Teesside Air Show:
It’s Bad and It’s Back!
Photo by Belinda Fewings on Unsplash
Scott Hunter
18 January 2021
After a gap of five years, the Teesside Airshow is back, as reported yesterday (BBC ; Northern Echo). With so much investment going into the regeneration of the airport, many will see it as entirely fitting that this event returns. As Tees Valley mayor, Ben Houchen, says,
“The air show used to be one of the headline events for Teesside, attracting people from far and wide to witness some truly breath-taking displays. I remember going along as a child, and I’m thrilled I can play a small part in bringing it back this year.”
But, to be fair, the mayor is being overly modest here. In reality, he is playing more than ‘a small part’ in bringing it back. For a start, the TVCA is the main sponsor of the event, and, as the Echo, reports, the Teesside Airport Foundation, set up by Houchen, is to be the event’s charity partner.
‘Over the Moon’
And the BBC quotes one of the event organisers, Chris Petty of Skylive air Ltd, saying
"I'm over the moon that we're bringing the Teesside Airshow back for another year now that large-scale events can go ahead once again.”

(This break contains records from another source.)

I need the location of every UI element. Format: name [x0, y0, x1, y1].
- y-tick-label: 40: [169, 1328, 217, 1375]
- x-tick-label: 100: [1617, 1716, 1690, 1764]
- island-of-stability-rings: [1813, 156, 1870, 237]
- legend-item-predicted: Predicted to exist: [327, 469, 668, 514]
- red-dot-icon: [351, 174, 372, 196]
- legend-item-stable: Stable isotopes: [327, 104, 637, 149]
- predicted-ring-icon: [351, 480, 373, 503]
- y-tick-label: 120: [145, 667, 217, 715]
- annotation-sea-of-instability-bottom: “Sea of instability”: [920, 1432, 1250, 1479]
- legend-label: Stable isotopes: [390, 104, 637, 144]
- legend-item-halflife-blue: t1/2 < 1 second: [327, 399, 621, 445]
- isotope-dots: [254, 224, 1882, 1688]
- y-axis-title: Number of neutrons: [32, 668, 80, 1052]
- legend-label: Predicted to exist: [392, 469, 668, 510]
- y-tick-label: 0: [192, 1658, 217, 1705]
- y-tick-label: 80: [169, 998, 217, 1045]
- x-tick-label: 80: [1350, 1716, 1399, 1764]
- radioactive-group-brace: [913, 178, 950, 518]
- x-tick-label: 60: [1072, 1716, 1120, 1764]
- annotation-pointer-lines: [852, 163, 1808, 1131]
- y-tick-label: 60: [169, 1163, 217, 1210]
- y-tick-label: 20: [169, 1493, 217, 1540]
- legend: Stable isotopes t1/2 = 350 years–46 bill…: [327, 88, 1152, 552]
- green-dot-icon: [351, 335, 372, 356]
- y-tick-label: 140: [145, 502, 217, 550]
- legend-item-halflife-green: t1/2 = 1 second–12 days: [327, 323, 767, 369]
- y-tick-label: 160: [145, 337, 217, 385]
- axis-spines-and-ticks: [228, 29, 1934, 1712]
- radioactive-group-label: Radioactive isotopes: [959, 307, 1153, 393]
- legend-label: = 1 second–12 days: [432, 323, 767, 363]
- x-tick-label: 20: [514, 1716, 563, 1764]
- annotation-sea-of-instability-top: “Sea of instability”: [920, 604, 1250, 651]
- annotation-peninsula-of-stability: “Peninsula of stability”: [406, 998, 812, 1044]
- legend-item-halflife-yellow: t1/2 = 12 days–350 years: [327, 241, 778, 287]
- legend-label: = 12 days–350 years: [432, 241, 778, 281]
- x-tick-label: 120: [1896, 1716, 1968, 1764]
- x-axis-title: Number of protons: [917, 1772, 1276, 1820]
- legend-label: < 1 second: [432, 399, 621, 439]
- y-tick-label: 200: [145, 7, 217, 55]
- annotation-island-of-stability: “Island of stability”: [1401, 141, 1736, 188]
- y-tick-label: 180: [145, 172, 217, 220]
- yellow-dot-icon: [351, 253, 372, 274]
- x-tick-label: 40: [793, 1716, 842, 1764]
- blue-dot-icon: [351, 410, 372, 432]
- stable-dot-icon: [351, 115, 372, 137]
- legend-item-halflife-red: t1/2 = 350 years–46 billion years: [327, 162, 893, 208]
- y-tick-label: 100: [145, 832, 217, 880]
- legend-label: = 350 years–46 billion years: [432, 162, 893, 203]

That’s Chris Petty, also, coincidentally a director of Cornerstone Business Solutions, which appears here …
… in the records of the Electoral Commission, as a donor to Ben Houchen. As is David Soley, director of the Teesside Airport Foundation, who appears twice, as Ramscove Ltd is a company owned by him.
And we couldn’t help but notice the address for correspondence given on their website …
… which, coincidentally is the offices of MAP Group, which also appears on Houchen’s list of donors. Now that they’re organising the event, of course, Skylive Air needs premises, as the registered office is actually the address of their accountants – Beaumont Accountancy Services.
(The eagle eyed among you will have spotted that these donations to Houchen are not recent. Oddly, after this flurry of donations in late 2019 and early 2020, Houchen doesn’t appeared to have been given anything since. He certainly has made no further disclosure of donations since then).
Enter the Piemaker …
One reason why the company has chosen to set up shop only temporarily is that Chris Petty’s business partner, Steven Davies, may not be available for future events. Steven Davies owns an eclectic set of companies, but the one for which he is best know is what the Gazette recently called a ‘Teesside icon’ – Upex pies. And the reason Upex pies were in the news (11 January 2022) was because Davies has put the company up for sale, ‘reluctantly’, as he says, because he’s retiring and moving abroad. Which may, of course, put future airshows in jeopardy, given that organising one has to be a hands-on sort of a job.
But the list of companies owned by Steven Davies is remarkably long as well as eclectic – companies to do with cleaning, drinks, property to name but a few. The list goes back to 2005, although many of the older ones are now dissolved.
Then there is also an older company, Homestyle UK, incorporated in 1999, one of whose directors is a Steven Davies, and we wondered if this might be the same as Steve Davies of Upex Pies. Now we have no photograph of the other Steven Davies, just a name and address:
This Steven Davies appears to have ended up in the papers in 2001 for the most unfortunate of reasons, when he was caught by police in a sting operation and convicted for cocaine trafficking:
Now, apart from the name, the location and the fact that they are precisely the same age, there is nothing to link ‘cocaine Davies’ with ‘Upex Davies’. Except, that is, for another coincidence. The co-directors of Homestyle UK were Theydon Nominees and Theydon Secretaries. In 2005, these same two organisations set up a company called Portland Developments (North East) Ltd, subsequently bringing in ‘Upex Davies’ as a director. And Steven Davies Upex is now the beneficial owner of that company. Steven Davies Upex continued to use both Theydon Nominees and Theydon Secretaries when setting up companies until, in 2011 he switched to the beneficial of those companies – Elizabeth Ann Davies – and had her as a director of two companies – The Lifestyle VIP Company and The Lifestyle Discount Card Ltd.
Now there is nothing more than circumstantial evidence to show that both Steven Davies are one and the same, and in any case a spent conviction is a spent conviction. But if they are one and the same, then something curious is happening at the airshow. Because the Northern Echo in 2001 reported that the judge in the case ordered Steven Davies’ assets to be seized. If he is the same Steven Davies, then the air show, with the help of Houchen and the TVCA and the Teesside Airport Foundation, is helping him to get his money back.
Land of Dope and Crony?
An air show is an intensely patriotic event, indulging the public’s appetite for nostalgia with spectacle such a ‘Battle of Britain fly past’ and the aerial gymnastics of the Red Arrows. It would be unfortunate if, through lack of due diligence, Houchen is allowing public money to be used to help fund the retirement of a convicted criminal. Equally unfortunate that he appears to be going out of his way to use this event as an opportunity to repay his donors for their generosity. Whatever next?